Recommandation du comité
Recommandation du comité
- 446. Dans ces conditions, le comité recommande au Conseil d'administration d'approuver le présent rapport et en particulier les conclusions suivantes:
- a) Le comité note que les personnes arrêtées (293 selon l'organisation plaignante) lors d'une "journée de protestation contre le chômage et l'absence d'améliorations économiques et sociales" (24 mars 1983) ont été libérées, et que l'assignation à résidence de 34 d'entre elles est maintenant terminée. En conséquence, toutes ces personnes jouissent d'une complète liberté.
- b) En ce qui concerne l'arrestation, suivie d'assignation à résidence, de 34 personnes parmi lesquelles figuraient plusieurs syndicalistes et dirigeants syndicaux, le comité rappelle instamment au gouvernement que des mesures de privation de liberté et l'imposition de sanctions telles que l'assignation à résidence pour cause d'activités syndicales constituent des violations des principes de la liberté syndicale, et qu'il juge inadmissible que des sanctions de ce genre soient imposées par voie administrative.
- c) En ce qui concerne la détention des 259 autres personnes, le comité déplore que le gouvernement n'ait pas répondu sur les motifs qui ont conduit à ces détentions.
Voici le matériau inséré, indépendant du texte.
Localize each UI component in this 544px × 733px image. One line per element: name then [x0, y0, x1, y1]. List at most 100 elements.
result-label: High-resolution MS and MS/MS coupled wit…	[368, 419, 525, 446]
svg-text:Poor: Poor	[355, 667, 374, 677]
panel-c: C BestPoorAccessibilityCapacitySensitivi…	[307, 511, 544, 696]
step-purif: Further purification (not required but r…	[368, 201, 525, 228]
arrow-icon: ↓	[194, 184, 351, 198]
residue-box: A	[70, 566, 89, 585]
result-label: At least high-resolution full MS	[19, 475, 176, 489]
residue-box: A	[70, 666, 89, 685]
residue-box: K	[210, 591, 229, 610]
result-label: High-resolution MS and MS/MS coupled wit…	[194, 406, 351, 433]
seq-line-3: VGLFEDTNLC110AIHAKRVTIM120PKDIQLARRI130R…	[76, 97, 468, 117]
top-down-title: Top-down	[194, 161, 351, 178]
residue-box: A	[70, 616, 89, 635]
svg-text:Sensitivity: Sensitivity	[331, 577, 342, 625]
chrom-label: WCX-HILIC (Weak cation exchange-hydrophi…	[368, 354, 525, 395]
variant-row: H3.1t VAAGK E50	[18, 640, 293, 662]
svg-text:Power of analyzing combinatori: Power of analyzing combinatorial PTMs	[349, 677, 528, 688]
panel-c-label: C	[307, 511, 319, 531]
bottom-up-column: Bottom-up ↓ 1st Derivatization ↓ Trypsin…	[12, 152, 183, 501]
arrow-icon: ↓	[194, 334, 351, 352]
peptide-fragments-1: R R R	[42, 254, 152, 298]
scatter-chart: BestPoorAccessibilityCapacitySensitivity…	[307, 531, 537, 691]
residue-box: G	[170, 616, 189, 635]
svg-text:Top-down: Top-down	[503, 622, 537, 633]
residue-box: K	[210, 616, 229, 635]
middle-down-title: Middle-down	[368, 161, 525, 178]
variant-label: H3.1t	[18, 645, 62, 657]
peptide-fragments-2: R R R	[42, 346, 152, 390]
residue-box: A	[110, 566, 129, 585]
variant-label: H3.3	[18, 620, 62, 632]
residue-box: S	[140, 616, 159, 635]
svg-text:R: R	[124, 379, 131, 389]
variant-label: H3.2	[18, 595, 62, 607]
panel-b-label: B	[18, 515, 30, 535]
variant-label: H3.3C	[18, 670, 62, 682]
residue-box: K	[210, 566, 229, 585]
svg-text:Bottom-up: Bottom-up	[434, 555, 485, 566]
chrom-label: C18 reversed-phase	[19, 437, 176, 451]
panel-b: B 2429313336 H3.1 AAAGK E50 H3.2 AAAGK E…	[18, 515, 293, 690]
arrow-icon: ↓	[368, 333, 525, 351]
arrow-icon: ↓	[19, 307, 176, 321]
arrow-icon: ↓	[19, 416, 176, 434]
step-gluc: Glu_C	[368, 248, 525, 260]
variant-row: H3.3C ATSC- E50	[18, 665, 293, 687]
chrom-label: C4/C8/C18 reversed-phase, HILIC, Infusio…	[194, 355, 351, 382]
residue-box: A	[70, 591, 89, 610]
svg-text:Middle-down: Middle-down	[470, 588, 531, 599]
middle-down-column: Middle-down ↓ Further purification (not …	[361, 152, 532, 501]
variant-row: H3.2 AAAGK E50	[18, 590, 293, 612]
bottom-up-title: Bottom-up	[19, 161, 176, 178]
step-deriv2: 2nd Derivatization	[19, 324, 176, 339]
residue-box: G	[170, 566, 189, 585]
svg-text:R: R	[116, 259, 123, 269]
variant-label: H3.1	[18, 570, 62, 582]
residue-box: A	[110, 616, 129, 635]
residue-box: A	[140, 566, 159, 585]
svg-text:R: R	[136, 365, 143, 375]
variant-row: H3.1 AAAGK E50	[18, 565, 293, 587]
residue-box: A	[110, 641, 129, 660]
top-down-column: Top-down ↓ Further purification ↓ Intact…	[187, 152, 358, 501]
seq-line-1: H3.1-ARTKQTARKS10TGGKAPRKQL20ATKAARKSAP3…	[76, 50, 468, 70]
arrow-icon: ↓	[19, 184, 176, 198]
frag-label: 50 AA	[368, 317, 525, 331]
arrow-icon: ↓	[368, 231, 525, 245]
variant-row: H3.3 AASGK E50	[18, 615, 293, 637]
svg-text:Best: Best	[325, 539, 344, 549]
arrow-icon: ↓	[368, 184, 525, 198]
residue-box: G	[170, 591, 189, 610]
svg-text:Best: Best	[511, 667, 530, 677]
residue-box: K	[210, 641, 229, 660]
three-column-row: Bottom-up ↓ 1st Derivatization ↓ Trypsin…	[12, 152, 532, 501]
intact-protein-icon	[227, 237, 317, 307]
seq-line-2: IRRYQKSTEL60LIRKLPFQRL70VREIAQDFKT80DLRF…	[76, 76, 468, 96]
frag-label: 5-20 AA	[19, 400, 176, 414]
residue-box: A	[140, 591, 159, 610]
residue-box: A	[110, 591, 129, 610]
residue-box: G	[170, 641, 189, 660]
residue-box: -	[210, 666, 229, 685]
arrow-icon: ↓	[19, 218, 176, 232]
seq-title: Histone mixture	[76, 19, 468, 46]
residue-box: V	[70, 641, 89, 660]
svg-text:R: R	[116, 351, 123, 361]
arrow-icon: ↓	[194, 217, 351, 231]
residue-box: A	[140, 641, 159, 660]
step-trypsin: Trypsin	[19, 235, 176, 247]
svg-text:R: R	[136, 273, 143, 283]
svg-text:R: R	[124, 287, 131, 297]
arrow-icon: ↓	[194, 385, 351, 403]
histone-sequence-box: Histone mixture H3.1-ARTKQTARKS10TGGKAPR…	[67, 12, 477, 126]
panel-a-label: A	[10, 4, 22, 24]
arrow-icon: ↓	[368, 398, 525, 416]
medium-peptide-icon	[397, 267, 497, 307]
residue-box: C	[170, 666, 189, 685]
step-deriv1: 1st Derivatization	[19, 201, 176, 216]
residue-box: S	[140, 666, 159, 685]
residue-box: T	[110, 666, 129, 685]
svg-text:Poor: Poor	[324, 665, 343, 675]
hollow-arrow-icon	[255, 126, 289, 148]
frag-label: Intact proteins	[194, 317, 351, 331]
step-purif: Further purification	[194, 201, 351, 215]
Le comité regrette d'autant plus ces arrestations qu'il constate que rien ne permet d'affirmer que l'autorité judiciaire ait retenu de quelconques charges contre les intéressés.
- d) En ce qui concerne les allégations de mauvais traitements, de blessures et de tortures qu'auraient subis en particulier des dirigeants syndicaux, le comité, tout en exprimant sa grave préoccupation devant ces allégations, prie le gouvernement d'ouvrir le plus promptement possible une enquête judiciaire indépendante sur les tortures alléguées pour éclaircir pleinement les faits, dégager les responsabilités et punir les coupables, puis de l'informer des résultats de ces enquêtes.